缶コーヒーのアルミ化が進む!その現状と今後を検討

缶コーヒーにはスチール缶というイメージが強いですが、現在は徐々にアルミ缶へ切り替えが進んでいます。最大手である日本コカ・コーラは2013年からアルミ缶をブラックコーヒーに採用しており、2014年からはミルク入りにも拡大しています。その背景には業界団体が実施している自主規制を改めたことが関係しています。

業界団体の自主規制

全国清涼飲料工業会の資料を見ると、ボトルタイプを除いた缶コーヒーの多くはスチール缶が使用されています。2014年で見てみるとアルミ缶の割合は全体の15%しかありませんが、それでも量を確認すると前年より4倍以上増えています。

アルミ缶にはスチール缶に比べて錆びにくい点や、軽いので輸送コストを抑えられるというメリットがあります。しかしなぜ缶コーヒーではスチール缶が主流なのでしょうか。そのわけを日本缶詰びん詰レトルト食品協会の土橋芳和・常務理事は「ミルク入り飲料については衛生管理の観点から自主規制していた」と話します。
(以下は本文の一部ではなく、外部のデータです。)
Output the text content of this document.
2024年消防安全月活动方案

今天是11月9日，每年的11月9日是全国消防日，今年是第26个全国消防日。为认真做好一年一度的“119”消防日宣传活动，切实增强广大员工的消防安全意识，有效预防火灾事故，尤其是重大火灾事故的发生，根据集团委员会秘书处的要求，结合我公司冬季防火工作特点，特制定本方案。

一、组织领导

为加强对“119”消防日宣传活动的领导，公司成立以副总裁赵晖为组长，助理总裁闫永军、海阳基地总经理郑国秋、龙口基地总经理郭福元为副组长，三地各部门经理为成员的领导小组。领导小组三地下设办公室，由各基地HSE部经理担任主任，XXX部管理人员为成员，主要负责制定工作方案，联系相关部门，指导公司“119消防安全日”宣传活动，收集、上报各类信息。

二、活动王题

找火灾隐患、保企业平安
缶飲料では死亡率の高いボツリヌス菌がもっとも恐れられています。スチール缶の場合は菌が増殖すると缶が膨張し、消費者が飲む前に気づくことが可能です。しかしアルミ缶の場合は、薄いアルミでも強度を保てるように内側に窒素ガスなどを注入して内圧を高め、膨らんでいます。そのため菌による膨張を消費者が気づくことが難しいのです。

このような理由により、1985年に協会はボツリヌス菌が入る恐れがあるとされる「高温殺菌を必要とする飲料」について、アルミ缶を使用しないように自主規制を行いました。この規制はその後の研究により、ミルク入り飲料のみが危険であることが判明したため、1988年からは規制の範囲を狭めました。

そして2014年8月に、全国清涼飲料工業会に届け出をすることでミルク入り飲料でもアルミ缶を使用できるようにさらに変更しました。その理由について土橋氏は「ほかの食品と同様に、商品の安全性を保証する方法を製品個別に検査する方法から、生産工程を管理する方式に変更したのです。その背景には殺菌技術の進歩などがあり、国際的な食品加工の衛生基準であるHACCP(ハサップ)認証を受けているような工場での生産であれば、アルミ缶を使用しても問題ないと判断しました。」とコメントしています。

日本コカ・コーラの「転缶」

この変更を受けて日本コカ・コーラではアルミ缶を増やしました。現在では缶コーヒーブランド「ジョージア」シリーズのラインナップのうち、半数以上についてアルミ缶へ変更されています。

広報担当者はブラックコーヒーに初めてアルミ缶を用いた際に、「アルミ化が影響しているかわかりませんが、香りがより引き立つような感じを得た」と話しています。今後については「お客様にとっての扱いやすさと、メーカー側のコストなどビジネス的な様々な要因がある中で、スチールとアルミという二つの選択肢から柔軟に対応していきたい」としています。

スチール缶はそれでも残る

この流れを受けて、すべての缶コーヒーはアルミ缶になるのかと言うと、必ずしもそうではないようです。鉄鋼メーカー側も、スチール缶の厚みを薄くするなど軽量化に努力しています。また、鉄鋼メーカーは飲料会社にとって原料の供給元というだけなく「お客様」という面も持っています。

大手ビール会社では、現在でも少量のスチール缶を使用した缶ビールを製造しています。その理由は「鉄鋼業界の会合などで指定されるため」と話します。

また、ある業界関係者は「飲料メーカーは鉄鋼が盛んな地域向けには、あえてスチール缶で商品を作っています。飲料業界は裾野が広い産業であり、『自分たちが作っているものを使った商品を購入したい』という消費者の気持ちはやはり大きいのです。スチールをやめるわけにはいかない。」と話しています。